In the period following the Act of Union 1707 Scotland's place in the world altered radically. Following the Reformation, many Scottish academics were teaching in great cities of mainland Europe but with the birth and rapid expansion of the new British Empire came a revival of philosophical thought in Scotland and a prodigious diversity of thinkers. Arguably the poorest country in western Europe in 1707, it was now able to turn its attentions to the wider world without the opposition of England. Scotland reaped the economic benefits of free trade within the British Empire together with the intellectual benefits of having established Europe's first public education system since classical times. Under these twin stimuli, Scottish thinkers began questioning assumptions previously taken for granted; and with Scotland's traditional connections to France, then in the throes of the Enlightenment, the Scots began developing a uniquely practical branch of humanism to the extent that Voltaire said "We look to Scotland for all our ideas of civilisation."

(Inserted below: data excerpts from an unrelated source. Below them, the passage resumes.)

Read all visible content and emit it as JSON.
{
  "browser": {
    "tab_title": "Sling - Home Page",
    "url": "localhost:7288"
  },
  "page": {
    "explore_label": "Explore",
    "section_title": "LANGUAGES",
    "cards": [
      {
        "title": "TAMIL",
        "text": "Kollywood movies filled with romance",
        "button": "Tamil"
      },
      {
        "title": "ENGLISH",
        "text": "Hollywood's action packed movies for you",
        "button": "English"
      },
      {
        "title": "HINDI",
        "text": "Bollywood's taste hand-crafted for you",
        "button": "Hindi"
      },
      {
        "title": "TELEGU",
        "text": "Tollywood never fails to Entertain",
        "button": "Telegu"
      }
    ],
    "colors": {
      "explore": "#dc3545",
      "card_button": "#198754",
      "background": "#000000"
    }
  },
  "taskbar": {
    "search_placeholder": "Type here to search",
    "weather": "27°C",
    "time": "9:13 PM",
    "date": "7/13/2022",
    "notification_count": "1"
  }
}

The first major figure of the Scottish Enlightenment was Francis Hutcheson, who held the Chair of Philosophy at the University of Glasgow from 1729 to 1746. A moral philosopher with alternatives to the ideas of Thomas Hobbes, he founded one of the major branches of Scottish thinking, and opposed Hobbes' disciple David Hume. Hutcheson's major contribution to world thought was the utilitarian and consequentialist principle that virtue is that which brought the greatest good to the most people.

Hume himself is arguably the most important thinker in the Scottish Enlightenment; his moral philosophy eventually triumphed over Hutcheson's, and his investigations into political economy inspired his friend Adam Smith to more detailed work. Hume was largely responsible for giving the Scottish Enlightenment its practical hue, for he was concerned with the nature of knowledge, and developed ideas related to evidence, experience, and causation. Much of that is incorporated in the scientific method, and many modern attitudes towards the relationship between science and religion, were developed by him.

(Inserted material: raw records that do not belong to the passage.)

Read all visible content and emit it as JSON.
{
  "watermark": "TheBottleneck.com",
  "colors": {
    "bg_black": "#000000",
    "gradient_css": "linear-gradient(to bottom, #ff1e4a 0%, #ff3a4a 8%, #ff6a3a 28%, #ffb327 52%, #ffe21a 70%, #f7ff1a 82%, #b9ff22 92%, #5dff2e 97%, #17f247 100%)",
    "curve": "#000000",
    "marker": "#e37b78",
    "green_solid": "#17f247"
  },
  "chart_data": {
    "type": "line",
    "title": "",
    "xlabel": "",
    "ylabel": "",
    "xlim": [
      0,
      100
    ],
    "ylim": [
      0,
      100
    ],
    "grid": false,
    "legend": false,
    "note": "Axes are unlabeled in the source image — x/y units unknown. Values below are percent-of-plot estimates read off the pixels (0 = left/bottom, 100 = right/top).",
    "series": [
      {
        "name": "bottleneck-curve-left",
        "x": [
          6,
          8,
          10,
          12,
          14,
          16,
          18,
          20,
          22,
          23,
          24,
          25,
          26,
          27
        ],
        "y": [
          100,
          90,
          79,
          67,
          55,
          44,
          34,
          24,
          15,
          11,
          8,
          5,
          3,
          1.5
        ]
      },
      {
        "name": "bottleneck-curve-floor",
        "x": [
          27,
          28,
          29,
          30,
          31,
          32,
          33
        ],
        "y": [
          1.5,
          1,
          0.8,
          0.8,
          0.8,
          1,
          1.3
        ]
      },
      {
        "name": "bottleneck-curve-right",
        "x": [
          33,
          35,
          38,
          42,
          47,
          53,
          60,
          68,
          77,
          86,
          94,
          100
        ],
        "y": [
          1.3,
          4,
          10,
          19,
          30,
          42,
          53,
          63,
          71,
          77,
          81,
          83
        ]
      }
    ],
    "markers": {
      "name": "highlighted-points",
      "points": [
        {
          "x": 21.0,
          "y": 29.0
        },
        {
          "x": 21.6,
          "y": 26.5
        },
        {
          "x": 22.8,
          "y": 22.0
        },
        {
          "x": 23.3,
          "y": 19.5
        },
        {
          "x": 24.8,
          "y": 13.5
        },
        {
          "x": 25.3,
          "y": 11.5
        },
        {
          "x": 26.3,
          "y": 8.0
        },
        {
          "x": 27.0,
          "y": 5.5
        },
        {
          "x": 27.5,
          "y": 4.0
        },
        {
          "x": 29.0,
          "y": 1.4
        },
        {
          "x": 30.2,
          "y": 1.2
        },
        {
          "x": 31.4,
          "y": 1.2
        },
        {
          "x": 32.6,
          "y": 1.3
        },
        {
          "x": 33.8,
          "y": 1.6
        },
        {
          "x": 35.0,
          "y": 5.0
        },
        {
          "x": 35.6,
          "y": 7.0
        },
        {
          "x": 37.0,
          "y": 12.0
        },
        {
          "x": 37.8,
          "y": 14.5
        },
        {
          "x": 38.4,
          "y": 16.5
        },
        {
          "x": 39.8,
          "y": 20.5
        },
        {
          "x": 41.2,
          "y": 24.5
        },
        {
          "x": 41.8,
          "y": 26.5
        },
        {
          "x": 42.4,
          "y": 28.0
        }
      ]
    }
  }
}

If Hume was primarily concerned with philosophy and worked less in economics, his ideas nevertheless led to important work in the latter field. Following Hume's impassioned defense of free trade, Adam Smith developed the concept and in 1776 published what is arguably the first work of modern economics -- The Wealth of Nations. This famous study had an immediate impact on British economic policy, and it still informs 21st century discussions on globalization and tariffs.

The Scottish Enlightenment thinkers developed a "science of man", which built upon Hume's work in the field of moral philosophy and his studies of human nature. This was expressed historically in works by major Scottish thinkers such as James Burnett, Adam Ferguson, John Millar, and William Robertson, all of whom merged a scientific study of how humans behave in ancient and primitive cultures with a strong awareness of the determining forces of modernity. A crucible from which emerged many ideas that distinguish the Scottish Enlightenment was The Poker Club of Edinburgh.

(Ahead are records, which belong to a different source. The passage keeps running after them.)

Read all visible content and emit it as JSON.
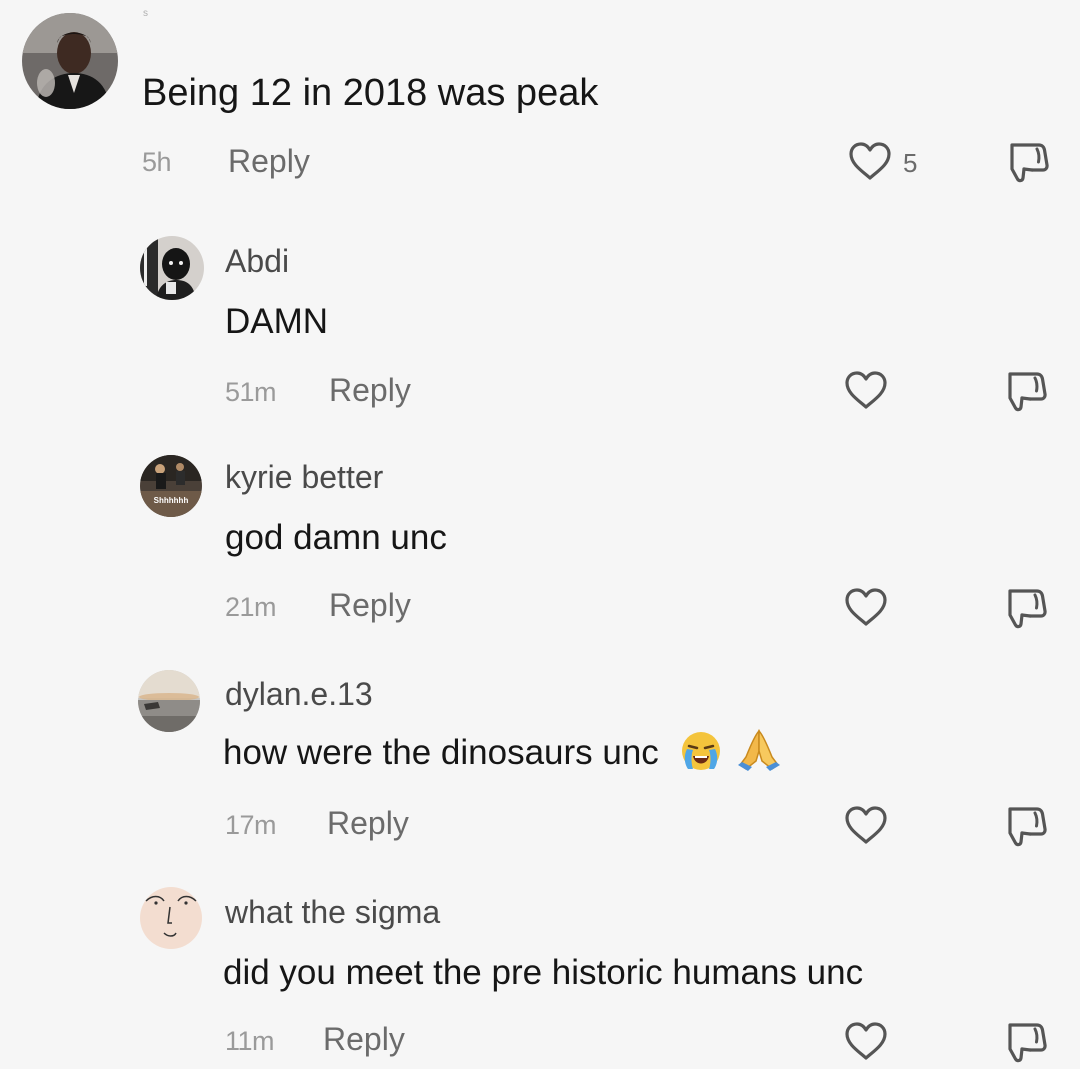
{
  "colors": {
    "background": "#f6f6f6",
    "text": "#161616",
    "username": "#4a4a4a",
    "meta": "#9a9a9a",
    "reply": "#6b6b6b",
    "icon_stroke": "#555555"
  },
  "top_mark": "s",
  "main_comment": {
    "text": "Being 12 in 2018 was peak",
    "time": "5h",
    "reply_label": "Reply",
    "likes": "5",
    "avatar_icon": "user-avatar-photo"
  },
  "replies": [
    {
      "username": "Abdi",
      "text": "DAMN",
      "time": "51m",
      "reply_label": "Reply",
      "avatar_icon": "user-avatar-photo"
    },
    {
      "username": "kyrie better",
      "text": "god damn unc",
      "time": "21m",
      "reply_label": "Reply",
      "avatar_icon": "user-avatar-photo",
      "avatar_caption": "Shhhhhh"
    },
    {
      "username": "dylan.e.13",
      "text": "how were the dinosaurs unc",
      "time": "17m",
      "reply_label": "Reply",
      "avatar_icon": "user-avatar-photo",
      "emojis": [
        "loudly-crying-face-emoji",
        "folded-hands-emoji"
      ]
    },
    {
      "username": "what the sigma",
      "text": "did you meet the pre historic humans unc",
      "time": "11m",
      "reply_label": "Reply",
      "avatar_icon": "user-avatar-drawing"
    }
  ],
  "icons": {
    "like": "heart-outline-icon",
    "dislike": "thumbs-down-outline-icon"
  }
}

The Scottish Enlightenment shifted focus from intellectual and economic matters to those specifically scientific. The harbinger of this shift was James Anderson, a doctor with an abiding interest in agronomy. While the Scottish Enlightenment is traditionally considered to have ended with this change (which occurred at the tail end of the 18th century), it is worth noting that disproportionately large Scottish contributions to British science and letters continued for another fifty years or so, thanks to such figures as James Hutton, James Watt, William Murdoch, James Clerk Maxwell, Lord Kelvin and Sir Walter Scott.